Medical endoscopy is now a common but critical healthcare procedure to look inside, and perform medical procedures in the body. When performing endoscopic surgical procedures in the abdominal cavity (known as laparoscopy) only a small insertion cut needs be made into the abdominal wall. This is known as “key-hole” surgery or minimally invasive surgery. Its use has increased hugely over the years and continues to grow rapidly, driven by clinician preference for minimally invasive surgeries together with rising elderly population and prevalence of diseases requiring endoscopic procedures. As the body is dark, endoscopy requires incorporation of a suitably strong light source delivered by fibre optic bundle that must be embedded in the endoscope. To couple sufficient power into the fibre requires high spatial quality or “high-brightness” light. The clinical-standard for laparoscopic illumination to enable surgical viewing in the large body cavity is the xenon arc-light source but its short lifetime (~500hrs) requires regular replacements and although bright its spectrum is static. Direct replacement with LED light technology is not suitable as its high divergence insufficiently couples into the fibre bundle of the endoscope illumination system.

The aim of this project is to provide a new modern ultra-bright light source to enable enhanced medical endoscopic imaging.
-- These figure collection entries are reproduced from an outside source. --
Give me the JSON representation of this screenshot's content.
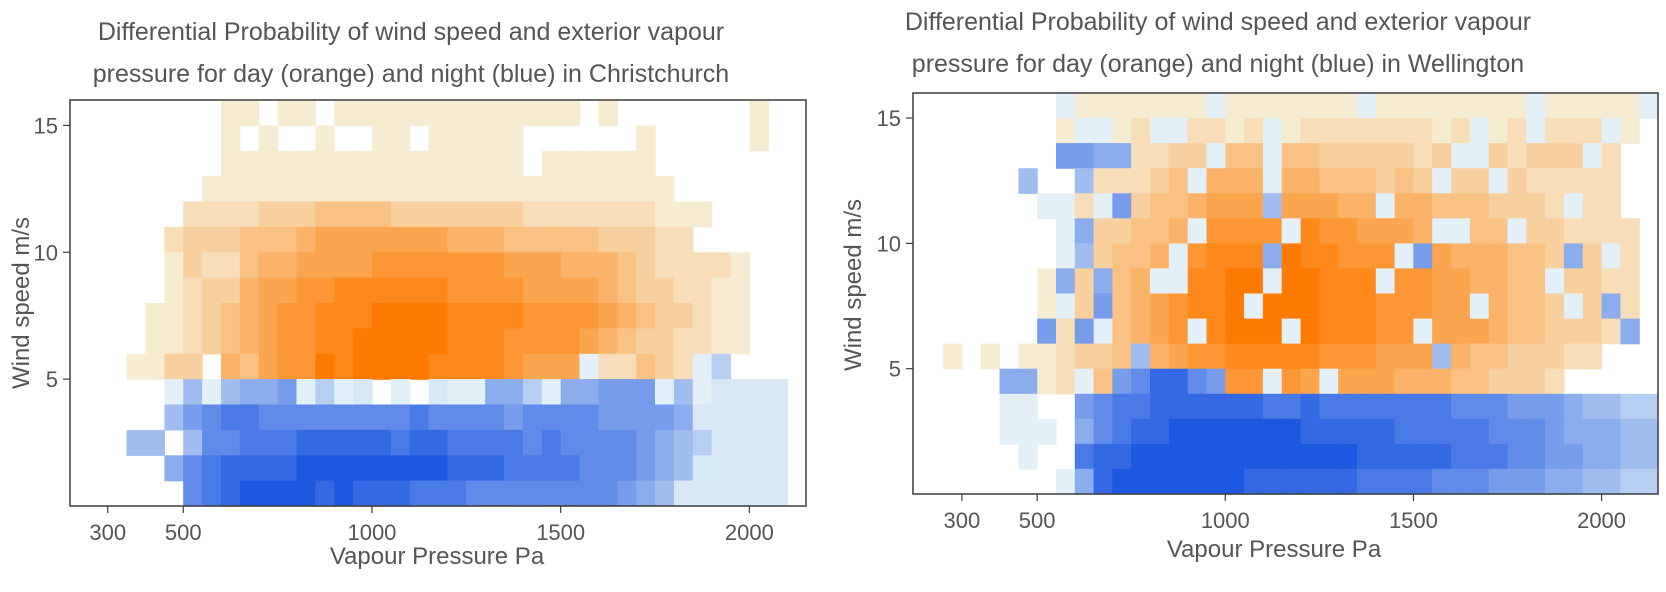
{
  "colors": {
    "day_low": "#f6ecd2",
    "day_high": "#ff7a00",
    "night_low": "#e3f0f8",
    "night_high": "#1e58e0",
    "axis": "#3c3c3c",
    "text": "#555555"
  },
  "chart_data": [
    {
      "type": "heatmap",
      "title_lines": [
        "Differential Probability of wind speed and exterior vapour",
        "pressure for day (orange) and night (blue) in Christchurch"
      ],
      "xlabel": "Vapour Pressure Pa",
      "ylabel": "Wind speed m/s",
      "xlim": [
        200,
        2150
      ],
      "ylim": [
        0,
        16
      ],
      "xticks": [
        {
          "value": 300,
          "label": "300"
        },
        {
          "value": 500,
          "label": "500"
        },
        {
          "value": 1000,
          "label": "1000"
        },
        {
          "value": 1500,
          "label": "1500"
        },
        {
          "value": 2000,
          "label": "2000"
        }
      ],
      "yticks": [
        {
          "value": 5,
          "label": "5"
        },
        {
          "value": 10,
          "label": "10"
        },
        {
          "value": 15,
          "label": "15"
        }
      ],
      "x_bins": {
        "start": 300,
        "width": 50,
        "count": 36
      },
      "y_bins": {
        "start": 0,
        "height": 1,
        "count": 16
      },
      "value_scale": "day positive (orange), night negative (blue), magnitude 0 to 1",
      "grid_rows_top_to_bottom": [
        "......11.11.1111111111111.1.......1.",
        "......1.1..1..11.11111......1.....1.",
        "......1111111111111111.111111.......",
        ".....1111111111111111111111111......",
        "....2222333444433333332222222111....",
        "...2333444566666665554444433322.....",
        "...1322455666677777776665554322221..",
        "...1233566778888887777666654332211..",
        "..11234567788899998888777765433211..",
        "..11234567788999998887777654332211..",
        ".1133.546779899998888766652243221...",
        "...-2---------...---------2---------",
        "...---------------------------------",
        ".--.---------------------------------",
        "...---------------------------------",
        "....---------------------------------"
      ],
      "night_grid_rows_top_to_bottom": [
        "....................................",
        "....................................",
        "....................................",
        "....................................",
        "....................................",
        "....................................",
        "....................................",
        "....................................",
        "....................................",
        "....................................",
        ".........................-.....-2...",
        "...-3-3445-2-..-..--442-44555-3-....",
        "...3567766666666766665666655554.....",
        ".33.3667778888878877776766665432....",
        "...4678888999999998887777666543.....",
        "....67899998988877766666666543......"
      ]
    },
    {
      "type": "heatmap",
      "title_lines": [
        "Differential Probability of wind speed and exterior vapour",
        "pressure for day (orange) and night (blue) in Wellington"
      ],
      "xlabel": "Vapour Pressure Pa",
      "ylabel": "Wind speed m/s",
      "xlim": [
        170,
        2150
      ],
      "ylim": [
        0,
        16
      ],
      "xticks": [
        {
          "value": 300,
          "label": "300"
        },
        {
          "value": 500,
          "label": "500"
        },
        {
          "value": 1000,
          "label": "1000"
        },
        {
          "value": 1500,
          "label": "1500"
        },
        {
          "value": 2000,
          "label": "2000"
        }
      ],
      "yticks": [
        {
          "value": 5,
          "label": "5"
        },
        {
          "value": 10,
          "label": "10"
        },
        {
          "value": 15,
          "label": "15"
        }
      ],
      "x_bins": {
        "start": 200,
        "width": 50,
        "count": 39
      },
      "y_bins": {
        "start": 0,
        "height": 1,
        "count": 16
      },
      "value_scale": "day positive (orange), night negative (blue), magnitude 0 to 1",
      "grid_rows_top_to_bottom": [
        ".......1111111111111111111111111111111.",
        ".......1121211221211222222212212222221.",
        "........22222334443443333323333233322..",
        ".........2223455554554443434333322222..",
        "........22334456666666555554443332222..",
        ".......2233445677778877666555444332222.",
        ".......2234456788899887776665554433322.",
        "......12334567889999988877766554433322.",
        "......12334567889999988877766654433332.",
        "......1234456788999998887776665443332..",
        ".1.1.1123344567788888777666554433322...",
        "......1234455667777766666555443332.....",
        "......................................",
        "......................................",
        "......................................",
        "......................................"
      ],
      "night_grid_rows_top_to_bottom": [
        ".......-.......-.......-........-.....-",
        "........--..--....-..........-..-...-..",
        ".......5544....-..-.........--.....-...",
        ".....3..3.....-...-........-..-........",
        "......--.-5.......3.....-.........-....",
        ".......-4.....-....-.......--..-.......",
        ".......-3....-....4......-5.......4.-..",
        ".......4.4..--....-.....-........-.....",
        ".......-.5.......-...........-....-.4..",
        "......5.5-....-....-......-..........4.",
        "...........3...............3...........",
        "....44..-.568865..-..-..................",
        "....--..5677888888778777777766655543322",
        "....---.4678899999998888877777666544433",
        ".....-..7889999999999998888877766554433",
        ".......-4899999998888887777666555443322"
      ]
    }
  ],
  "x_axis_labels": [
    "Vapour Pressure Pa",
    "Vapour Pressure Pa"
  ]
}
With dynamic spectral profiling, this light source can improve tissue contrast for superior diagnostic detection leading to improved patient healthcare and be a modern replacement for out-dated lamp technology.

Our ultra-bright alternative light source technology to be developed in this project takes low brightness LED light and enhances the brightness by one or two orders-of-magnitude by using fluorescence-converted light concentrated in light guides whilst generating new spectral wavelengths. By implementing an innovative multi-fluorophore device, a new white-light source will be developed. It will be trialled as a superior endoscopic illumination source to outperform the clinical-standard xenon lamp. To address the need for enhanced medical imaging, this ultra-bright light source will be configured with independent excitation of different fluorophore colours to allow dynamic spectral profiling to enable the surgeon to better visual disease tissues and anomalies with enhanced contrast. Alongside superior imaging, the new white-light source based on low-cost, efficient LED light has ultra-long lifetime (~30,000 hours) about 60 times longer than the xenon lamp (~500hrs) to meet modern environmental energy-efficiency standards and reduction of waste disposal. Beyond medical endoscopy, this ultra-bright light source could open up benefits in many other illumination applications e.g. digital displays and projection and for excitation applications e.g. for laser pumping and maser excitation, as well as providing valuable ultra-bright light sources to scientists advancing basic research.